Woolton’s Picture House has closed the curtain on its 12 Days of Christmas campaign with an overwhelming show of community support – raising a staggering £60,000 and welcoming thousands of visitors back through its doors for the first time in years.
The festive programme, which saw the historic cinema reopen for a limited run of fundraising screenings, welcomed 7,300 ticket-holders across the 12 days. Along the way, audiences enjoyed 1,500 buckets of popcorn, 2,000 interval ice creams – and even witnessed a Christmas Eve proposal – as the Picture House once again echoed with laughter, applause and shared memories.

The success of the campaign brings the cinema’s overall fundraising total to just under £220,000, marking a major milestone in the ongoing effort to secure the future of Liverpool’s oldest surviving cinema.
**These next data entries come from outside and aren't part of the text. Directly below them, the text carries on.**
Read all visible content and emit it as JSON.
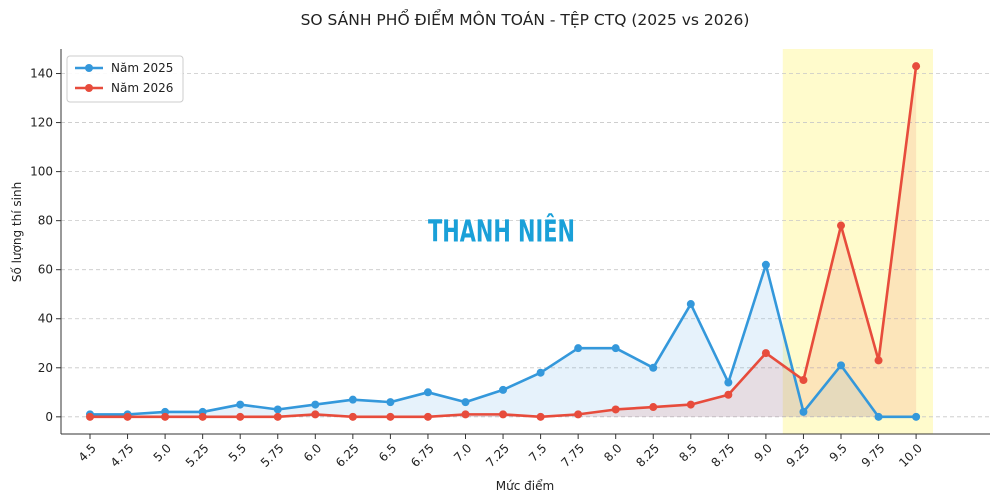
{
  "chart_data": {
    "type": "line",
    "title": "SO SÁNH PHỔ ĐIỂM MÔN TOÁN - TỆP CTQ (2025 vs 2026)",
    "xlabel": "Mức điểm",
    "ylabel": "Số lượng thí sinh",
    "categories": [
      "4.5",
      "4.75",
      "5.0",
      "5.25",
      "5.5",
      "5.75",
      "6.0",
      "6.25",
      "6.5",
      "6.75",
      "7.0",
      "7.25",
      "7.5",
      "7.75",
      "8.0",
      "8.25",
      "8.5",
      "8.75",
      "9.0",
      "9.25",
      "9.5",
      "9.75",
      "10.0"
    ],
    "series": [
      {
        "name": "Năm 2025",
        "color": "#3498db",
        "values": [
          1,
          1,
          2,
          2,
          5,
          3,
          5,
          7,
          6,
          10,
          6,
          11,
          18,
          28,
          28,
          20,
          46,
          14,
          62,
          2,
          21,
          0,
          0
        ]
      },
      {
        "name": "Năm 2026",
        "color": "#e74c3c",
        "values": [
          0,
          0,
          0,
          0,
          0,
          0,
          1,
          0,
          0,
          0,
          1,
          1,
          0,
          1,
          3,
          4,
          5,
          9,
          26,
          15,
          78,
          23,
          143
        ]
      }
    ],
    "ylim": [
      -7,
      150
    ],
    "yticks": [
      0,
      20,
      40,
      60,
      80,
      100,
      120,
      140
    ],
    "grid": "horizontal-dashed",
    "legend": "top-left",
    "highlight_range": [
      "9.25",
      "10.0"
    ],
    "highlight_color": "#fffbcc"
  },
  "watermark": {
    "text": "THANH NIÊN",
    "color": "#1aa0d8"
  }
}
Built in 1927, the venue is the city’s only remaining single-screen cinema and is currently the focus of a community-led campaign to raise £700,000 to purchase the building and restore it as a community-owned cultural venue.
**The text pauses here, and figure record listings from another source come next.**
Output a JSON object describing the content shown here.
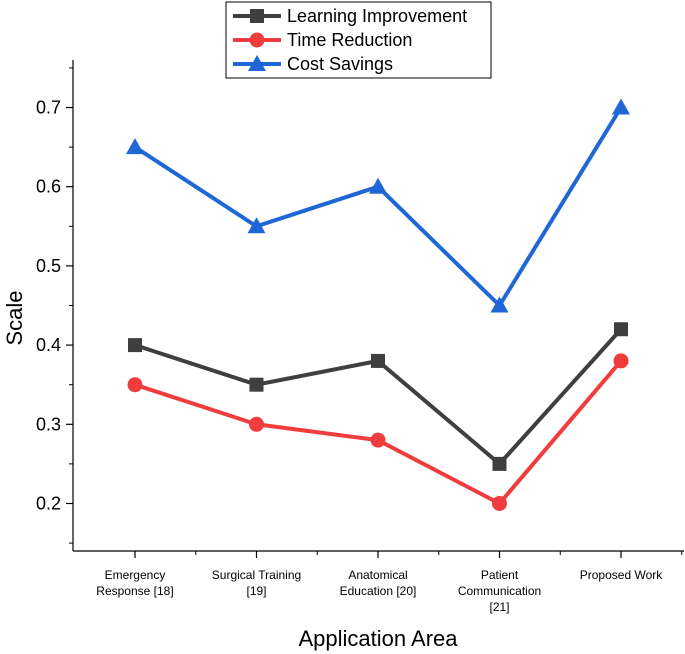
{
  "chart_data": {
    "type": "line",
    "title": "",
    "xlabel": "Application Area",
    "ylabel": "Scale",
    "ylim": [
      0.14,
      0.76
    ],
    "yticks": [
      "0.2",
      "0.3",
      "0.4",
      "0.5",
      "0.6",
      "0.7"
    ],
    "categories": [
      [
        "Emergency",
        "Response [18]"
      ],
      [
        "Surgical Training",
        "[19]"
      ],
      [
        "Anatomical",
        "Education [20]"
      ],
      [
        "Patient",
        "Communication",
        "[21]"
      ],
      [
        "Proposed Work"
      ]
    ],
    "series": [
      {
        "name": "Learning Improvement",
        "color": "#3f3f3f",
        "marker": "square",
        "values": [
          0.4,
          0.35,
          0.38,
          0.25,
          0.42
        ]
      },
      {
        "name": "Time Reduction",
        "color": "#f03c3c",
        "marker": "circle",
        "values": [
          0.35,
          0.3,
          0.28,
          0.2,
          0.38
        ]
      },
      {
        "name": "Cost Savings",
        "color": "#1f66d6",
        "marker": "triangle",
        "values": [
          0.65,
          0.55,
          0.6,
          0.45,
          0.7
        ]
      }
    ],
    "legend_position": "top-center",
    "grid": false
  }
}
The festive reopening featured screenings of much-loved Christmas classics including It’s a Wonderful Life, Home Alone, Elf, Love Actually and White Christmas, offering supporters a chance not only to enjoy the films but to play a direct role in safeguarding the cinema’s future.
Meanwhile the iconic cinema has released incredible images that take you back to its glory days, dating as far back as 1927.





Led by Woolton Cinema Community Interest Company (CIC), the project aims to return the cinema to community ownership and reopen it as a multi-use cultural space for film, live performance, music and local events – ensuring it remains a living part of Woolton life for generations to come.